Selain Riya, ada juga Kemala, saudara betinanya. Mereka didatangkan dari Kebun Binatang Texas ketika berusia dua tahun pada 2014. Pihak Wildlife Safari sendiri tidak menjelaskan siapa harimau sumatra jantan yang berhasil mengawini Riya. Sarah hanya menyebutkan kelahiran dua bayi harimau sumatra itu merupakan pertama kali terjadi di tempatnya dalam 38 tahun terakhir.

Kelahiran Phoebe dan Luhahn merupakan salah satu kisah sukses asosiasi kebun binatang AS, Association of Zoos and Aquariums (AZA) yang membuat program konservasi bagi kucing besar, The Tiger Species Survival Plan (Tiger SSP). Sebelumnya pada 5 Januari 2021, seekor bayi jantan satwa endemik Pulau Sumatra itu juga lahir di Kebun Binatang Miami dari induk bernama Leeloo.

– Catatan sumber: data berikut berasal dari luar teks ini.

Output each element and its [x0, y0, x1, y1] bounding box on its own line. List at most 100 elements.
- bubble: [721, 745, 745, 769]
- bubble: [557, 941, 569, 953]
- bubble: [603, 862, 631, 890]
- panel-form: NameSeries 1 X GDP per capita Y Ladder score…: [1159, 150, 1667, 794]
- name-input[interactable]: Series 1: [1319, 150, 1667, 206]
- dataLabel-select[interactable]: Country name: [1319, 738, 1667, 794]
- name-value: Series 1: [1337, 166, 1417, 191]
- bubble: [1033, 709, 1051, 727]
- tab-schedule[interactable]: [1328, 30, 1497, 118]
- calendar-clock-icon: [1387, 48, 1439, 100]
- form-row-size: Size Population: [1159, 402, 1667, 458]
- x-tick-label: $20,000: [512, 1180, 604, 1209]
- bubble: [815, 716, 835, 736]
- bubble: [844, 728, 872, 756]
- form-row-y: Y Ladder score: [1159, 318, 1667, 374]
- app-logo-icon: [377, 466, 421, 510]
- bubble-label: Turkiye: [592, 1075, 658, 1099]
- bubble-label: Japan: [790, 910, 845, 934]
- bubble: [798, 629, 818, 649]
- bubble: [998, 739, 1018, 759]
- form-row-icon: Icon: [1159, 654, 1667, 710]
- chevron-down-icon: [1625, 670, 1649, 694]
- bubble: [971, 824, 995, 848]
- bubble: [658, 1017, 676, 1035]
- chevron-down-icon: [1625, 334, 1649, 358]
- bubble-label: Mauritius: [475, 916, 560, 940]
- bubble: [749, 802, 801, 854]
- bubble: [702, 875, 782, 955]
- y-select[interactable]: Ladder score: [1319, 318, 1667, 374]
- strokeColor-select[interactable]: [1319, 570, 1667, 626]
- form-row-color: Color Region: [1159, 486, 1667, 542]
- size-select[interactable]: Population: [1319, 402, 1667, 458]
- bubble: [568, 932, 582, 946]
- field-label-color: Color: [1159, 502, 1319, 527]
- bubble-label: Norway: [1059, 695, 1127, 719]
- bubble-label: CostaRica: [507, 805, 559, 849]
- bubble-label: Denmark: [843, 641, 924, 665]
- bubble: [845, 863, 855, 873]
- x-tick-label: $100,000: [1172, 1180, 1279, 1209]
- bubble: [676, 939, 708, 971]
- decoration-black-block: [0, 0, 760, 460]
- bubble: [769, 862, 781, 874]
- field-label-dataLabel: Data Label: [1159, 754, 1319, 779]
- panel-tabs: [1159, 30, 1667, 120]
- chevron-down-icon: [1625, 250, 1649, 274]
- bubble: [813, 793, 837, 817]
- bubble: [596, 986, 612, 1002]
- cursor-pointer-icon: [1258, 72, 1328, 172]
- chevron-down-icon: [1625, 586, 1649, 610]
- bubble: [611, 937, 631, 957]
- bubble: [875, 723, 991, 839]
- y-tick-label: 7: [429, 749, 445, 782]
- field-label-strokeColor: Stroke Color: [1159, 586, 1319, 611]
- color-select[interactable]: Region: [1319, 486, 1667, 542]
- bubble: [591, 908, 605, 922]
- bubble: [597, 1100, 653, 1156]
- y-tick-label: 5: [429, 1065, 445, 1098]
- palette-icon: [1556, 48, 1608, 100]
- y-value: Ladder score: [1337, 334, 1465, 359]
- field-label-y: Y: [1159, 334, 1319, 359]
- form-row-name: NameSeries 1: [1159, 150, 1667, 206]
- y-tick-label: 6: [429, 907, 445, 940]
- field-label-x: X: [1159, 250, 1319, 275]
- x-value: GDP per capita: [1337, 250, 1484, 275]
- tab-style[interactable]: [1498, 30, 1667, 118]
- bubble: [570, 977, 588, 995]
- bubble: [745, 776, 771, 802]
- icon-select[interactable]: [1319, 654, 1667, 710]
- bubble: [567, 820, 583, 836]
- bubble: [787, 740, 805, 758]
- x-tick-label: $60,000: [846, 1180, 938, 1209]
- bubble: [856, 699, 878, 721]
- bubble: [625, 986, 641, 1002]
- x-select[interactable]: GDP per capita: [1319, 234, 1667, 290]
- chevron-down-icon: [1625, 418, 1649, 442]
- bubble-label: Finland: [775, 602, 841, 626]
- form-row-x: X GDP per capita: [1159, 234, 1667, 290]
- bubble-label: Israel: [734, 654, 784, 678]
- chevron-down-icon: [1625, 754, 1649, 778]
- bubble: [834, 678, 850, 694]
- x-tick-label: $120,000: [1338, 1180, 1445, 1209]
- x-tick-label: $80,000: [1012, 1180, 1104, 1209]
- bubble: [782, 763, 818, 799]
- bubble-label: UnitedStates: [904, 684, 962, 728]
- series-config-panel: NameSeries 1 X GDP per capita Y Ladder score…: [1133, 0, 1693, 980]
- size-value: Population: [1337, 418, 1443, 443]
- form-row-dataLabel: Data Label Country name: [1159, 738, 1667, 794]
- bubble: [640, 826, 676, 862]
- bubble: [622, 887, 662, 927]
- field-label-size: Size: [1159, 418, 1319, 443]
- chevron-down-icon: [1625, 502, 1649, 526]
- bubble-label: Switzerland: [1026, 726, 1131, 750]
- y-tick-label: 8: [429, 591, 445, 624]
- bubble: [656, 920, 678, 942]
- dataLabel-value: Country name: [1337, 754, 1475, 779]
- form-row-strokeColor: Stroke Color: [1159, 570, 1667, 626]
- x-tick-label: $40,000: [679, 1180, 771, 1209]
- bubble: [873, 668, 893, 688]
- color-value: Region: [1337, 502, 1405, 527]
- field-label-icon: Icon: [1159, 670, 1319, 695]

Induk berusia sembilan tahun itu awalnya adalah koleksi Kebun Binatang Oklahoma yang lahir Juli 2011 dan dihibahkan kepada Kebun Binatang Miami, Desember 2013. Menurut pengelola Kebun Binatang Miami Ron Magill seperti dikutip dari Miami Herald, 18 Maret 2021, bayi yang dilahirkan Leeloo itu adalah hasil perkawinan dengan Berani, harimau sumatra usia 12 tahun. Seperti juga Leeloo, Berani bukanlah hasil penangkaran di Miami. Ia didatangkan dari Kebun Binatang San Fransisco pada Agustus 2013.

 

Sukses di Penangkaran

Kisah kelahiran anak-anak keluarga kucing besar berciri telinga membulat ini bukan hanya menjadi milik daratan Amerika Serikat. Sebab, pada 20 Mei 2020, seekor bayi harimau sumatra betina lahir di Kebun Binatang Wroclaw. Kebun binatang ini terletak di barat daya Wroclaw, kota terbesar keempat di Polandia dan menjadi ibu kota Provinsi Lower Silesia.

Direktur Kebun Binatang Wroclaw, Radoslaw Ratajszczak, dikutip dari AFP, pada 25 Juli 2020, mengatakan bahwa bayi itu terlahir dari induk usia tujuh tahun bernama Nuri dan Tengah, harimau sumatra jantan berusia 11 tahun. Dua tahun sebelumnya atau pada 4 Agustus 2018, Kebun Binatang Berlin juga disibukkan dengan kelahiran dua pasang anak harimau sumatra dari pasangan Mayang, 7 tahun, dan Harfan, 10 tahun.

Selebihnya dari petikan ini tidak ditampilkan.